Desde pequeño siempre había creído que el mundo acababa en
aquello que él llamaban campo de fútbol, únicamente intuido por la presencias
de tres estacas de las que colgaba una vieja red que hacía ya muchos años había
dejado de alimentar a la familia del joven Luca. Detrás de ellas, un muro con
dos caras: el de color gris que ponía límites a las esperanzas de los hijos de
pescadores que intentaban no verse atrapados por aquellas redes; y del otro, el
de color salmón, el que solo podía ser visto por la familia Cassavachi,
propietaria de una fábrica que había ido pasando de generación en generación
alimentándose de la desesperación de todos los que vivían en aquel pequeño
pueblo bañado por el mar.
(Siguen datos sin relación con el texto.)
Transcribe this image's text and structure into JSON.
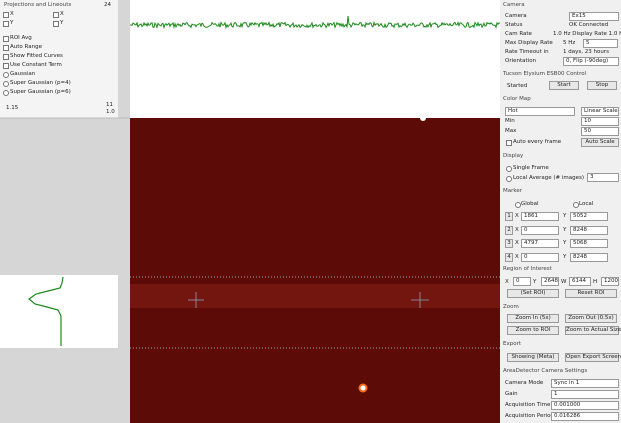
{
  "projections": {
    "title": "Projections and Lineouts",
    "count": "24",
    "x1": "X",
    "y1": "Y",
    "x2": "X",
    "y2": "Y",
    "roi_avg": "ROI Avg",
    "auto_range": "Auto Range",
    "show_fitted": "Show Fitted Curves",
    "constant_term": "Use Constant Term",
    "gaussian": "Gaussian",
    "super4": "Super Gaussian (p=4)",
    "super6": "Super Gaussian (p=6)",
    "left_value": "1.15",
    "right_top": "11",
    "right_bottom": "1.0"
  },
  "camera": {
    "title": "Camera",
    "camera_label": "Camera",
    "camera_value": "Ex15",
    "status_label": "Status",
    "status_value": "OK Connected",
    "rate_label": "Cam Rate",
    "rate_value": "1.0 Hz  Display Rate 1.0 Hz",
    "max_label": "Max Display Rate",
    "max_value": "5 Hz",
    "max_input": "5",
    "timeout_label": "Rate Timeout in",
    "timeout_value": "1 days, 23 hours",
    "orient_label": "Orientation",
    "orient_value": "0, Flip (-90deg)"
  },
  "control": {
    "title": "Tucson Elysium ESB00 Control",
    "state": "Started",
    "start": "Start",
    "stop": "Stop"
  },
  "color_map": {
    "title": "Color Map",
    "map": "Hot",
    "scale": "Linear Scale",
    "min_label": "Min",
    "min_value": "10",
    "max_label": "Max",
    "max_value": "50",
    "auto": "Auto every frame",
    "auto_scale": "Auto Scale"
  },
  "display": {
    "title": "Display",
    "single": "Single Frame",
    "average": "Local Average (# images)",
    "average_value": "3"
  },
  "marker": {
    "title": "Marker",
    "global": "Global",
    "local": "Local",
    "rows": [
      [
        "1",
        "X",
        "1861",
        "Y",
        "5052"
      ],
      [
        "2",
        "X",
        "0",
        "Y",
        "8248"
      ],
      [
        "3",
        "X",
        "4797",
        "Y",
        "5068"
      ],
      [
        "4",
        "X",
        "0",
        "Y",
        "8248"
      ]
    ]
  },
  "roi": {
    "title": "Region of Interest",
    "x_label": "X",
    "x": "0",
    "y_label": "Y",
    "y": "2648",
    "w_label": "W",
    "w": "6144",
    "h_label": "H",
    "h": "1200",
    "set": "(Set ROI)",
    "reset": "Reset ROI"
  },
  "zoom": {
    "title": "Zoom",
    "in": "Zoom In (5x)",
    "out": "Zoom Out (0.5x)",
    "roi": "Zoom to ROI",
    "actual": "Zoom to Actual Size"
  },
  "export": {
    "title": "Export",
    "showing": "Showing (Meta)",
    "open": "Open Export Screen"
  },
  "area_detector": {
    "title": "AreaDetector Camera Settings",
    "mode_label": "Camera Mode",
    "mode_value": "Sync in 1",
    "gain_label": "Gain",
    "gain_value": "1",
    "time_label": "Acquisition Time (s)",
    "time_value": "0.001000",
    "period_label": "Acquisition Period (s)",
    "period_value": "0.016286"
  }
}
Aún así, Luca nunca tuvo interés en saber por qué la
vida le había puesto a un lado de ese muro y no al otro. Al fin y al cabo, tan
solo necesitaba su posesión más preciada para ser feliz: ése balón de fútbol en
lucha perpetua entre el roce de las piedras y las capas de grasa de caballo
untada cada noche con la esperanza de que al día siguiente aún hubiese
suficiente cuero en él para disfrutar con sus amigos de un partido más. Pero,
esa tarde la fatalidad se alió en su contra; una patada más fuerte de lo
habitual, un barril de aceite vacío dejado por Dios sabe quién, y todos
enmudecieron al ver lo imposible, lo que nunca había ocurrido. Sus miradas
siguieron la trayectoria que el balón describía en el aire seguro de que el
muro que había ido creciendo en su interior al mismo tiempo que ellos lo
hacían, era infranqueable. No había nada que temer, la pelota rebotaría y todo
seguiría igual...Pero, por un instante el viento se quiso aliar con los
poderosos arrebatándoles lo único que les alejaba de aquel muro gris.